Now, I consider myself a pretty eco-conscientious person. We recycle everything we can. We take canvas bags to the store when we shop. I rinse out any plastic bags we acquire and use them multiple times. Jon and I both have a reusable water bottle and coffee mug. And we compost all of our food scraps. We even save all of our bottle caps and wine corks in the hopes that some day we will get creative and make something cool out of them.

So if I’m doing all those thing but still feel like I can’t be without my trashcan, what was in it? It turns out that the EPA had my number. Most of the stuff I tossed was food packaging and meat scraps, plus the occasional dustpan of floor sweepings.

All of the effort of package designers was working. I “needed” to buy my mushrooms covered in plastic and my cookies individually packaged for freshness so I could throw away all those wrappers. Whether I wanted to or not, I had bought into the world of modern convenience and I needed my garbage can handy to deal with the aftermath.

Now that the remodel is just about over, I need a new project.
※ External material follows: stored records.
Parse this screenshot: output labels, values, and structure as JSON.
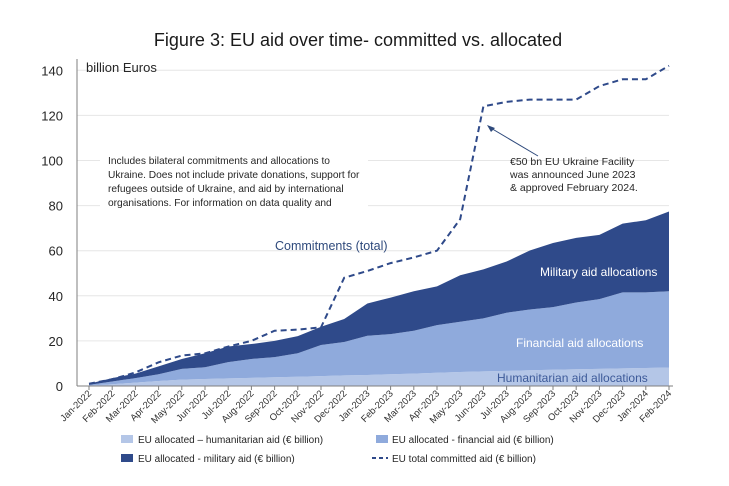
{
  "colors": {
    "humanitarian": "#b4c6e7",
    "financial": "#8faadc",
    "military": "#2f4a8a",
    "committed": "#2f4a8a",
    "grid": "#e6e6e6"
  },
  "chart_data": {
    "type": "area",
    "title": "Figure 3: EU aid over time- committed vs. allocated",
    "ylabel": "billion Euros",
    "ylim": [
      0,
      145
    ],
    "yticks": [
      0,
      20,
      40,
      60,
      80,
      100,
      120,
      140
    ],
    "grid": true,
    "stacked": true,
    "categories": [
      "Jan-2022",
      "Feb-2022",
      "Mar-2022",
      "Apr-2022",
      "May-2022",
      "Jun-2022",
      "Jul-2022",
      "Aug-2022",
      "Sep-2022",
      "Oct-2022",
      "Nov-2022",
      "Dec-2022",
      "Jan-2023",
      "Feb-2023",
      "Mar-2023",
      "Apr-2023",
      "May-2023",
      "Jun-2023",
      "Jul-2023",
      "Aug-2023",
      "Sep-2023",
      "Oct-2023",
      "Nov-2023",
      "Dec-2023",
      "Jan-2024",
      "Feb-2024"
    ],
    "series": [
      {
        "name": "EU allocated – humanitarian aid (€ billion)",
        "key": "humanitarian",
        "values": [
          0.2,
          0.8,
          1.5,
          2.2,
          2.8,
          3.1,
          3.4,
          3.6,
          3.9,
          4.1,
          4.4,
          4.7,
          4.9,
          5.2,
          5.5,
          5.9,
          6.2,
          6.5,
          6.7,
          7.0,
          7.2,
          7.4,
          7.6,
          7.8,
          8.0,
          8.2
        ]
      },
      {
        "name": "EU allocated - financial aid (€ billion)",
        "key": "financial",
        "values": [
          0.3,
          1.2,
          2.0,
          3.0,
          4.8,
          5.2,
          7.2,
          8.4,
          8.9,
          10.4,
          13.8,
          14.8,
          17.4,
          17.8,
          19.0,
          21.1,
          22.3,
          23.5,
          25.8,
          26.9,
          27.8,
          29.6,
          30.9,
          33.7,
          33.5,
          33.8
        ]
      },
      {
        "name": "EU allocated - military aid (€ billion)",
        "key": "military",
        "values": [
          0.5,
          1.5,
          2.0,
          3.5,
          4.4,
          6.2,
          6.9,
          6.6,
          7.2,
          7.6,
          8.1,
          10.2,
          14.3,
          16.2,
          17.5,
          17.2,
          20.6,
          21.7,
          22.7,
          26.2,
          28.4,
          28.7,
          28.5,
          30.5,
          32.0,
          35.4
        ]
      }
    ],
    "committed": {
      "name": "EU total committed aid (€ billion)",
      "values": [
        1.0,
        3.0,
        6.0,
        10.5,
        13.5,
        14.5,
        17.5,
        20.0,
        24.5,
        25.0,
        26.0,
        48.0,
        51.0,
        54.5,
        57.0,
        60.0,
        74.0,
        124.0,
        126.0,
        127.0,
        127.0,
        127.0,
        133.0,
        136.0,
        136.0,
        142.0
      ]
    },
    "annotations": {
      "note_lines": [
        "Includes bilateral commitments and allocations to",
        "Ukraine. Does not include private donations, support for",
        "refugees outside of Ukraine, and aid by international",
        "organisations. For information on data quality and"
      ],
      "facility_lines": [
        "€50 bn EU Ukraine Facility",
        "was announced June 2023",
        "& approved February 2024."
      ],
      "commitments_label": "Commitments (total)",
      "military_label": "Military aid allocations",
      "financial_label": "Financial aid allocations",
      "humanitarian_label": "Humanitarian aid allocations"
    }
  }
}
Maybe spending a little more time thinking about my purchases and a little less time filling up the trashcan is a worthy endeavor

Garbage Soup

Ingredients:
Whatever you have in the Fridge plus some water or broth

Directions:
Take a good look in your refrigerator for any leftovers or produce that is past its peek. Leftover chicken or a chicken carcass is a great score. If you have any beef bones from large roasts, those make a great addition as well, and roasting them first brings out even more flavor.

Heat some oil in a stockpot over medium high heat, then chop and add any type of allium (onion, garlic, leeks, shallots, or scallions) you found to the pot. Cook for a few minutes then add any chopped root vegetable or celery. Stir and cook for a few more minutes then add any bones and cover the mixture with water (if you have lots of flavorful ingredients) or broth (if your fridge was pretty empty). Bring to a boil then reduce heat to a simmer. Add any soft veggies. Simmer for about an hour adding more broth or water as needed. If you added bones, strain the soup and return it to the pot. Add any leftover grains or pasta and cook for a few more minutes. Taste and adjust the seasoning. Enjoy your recycled soup!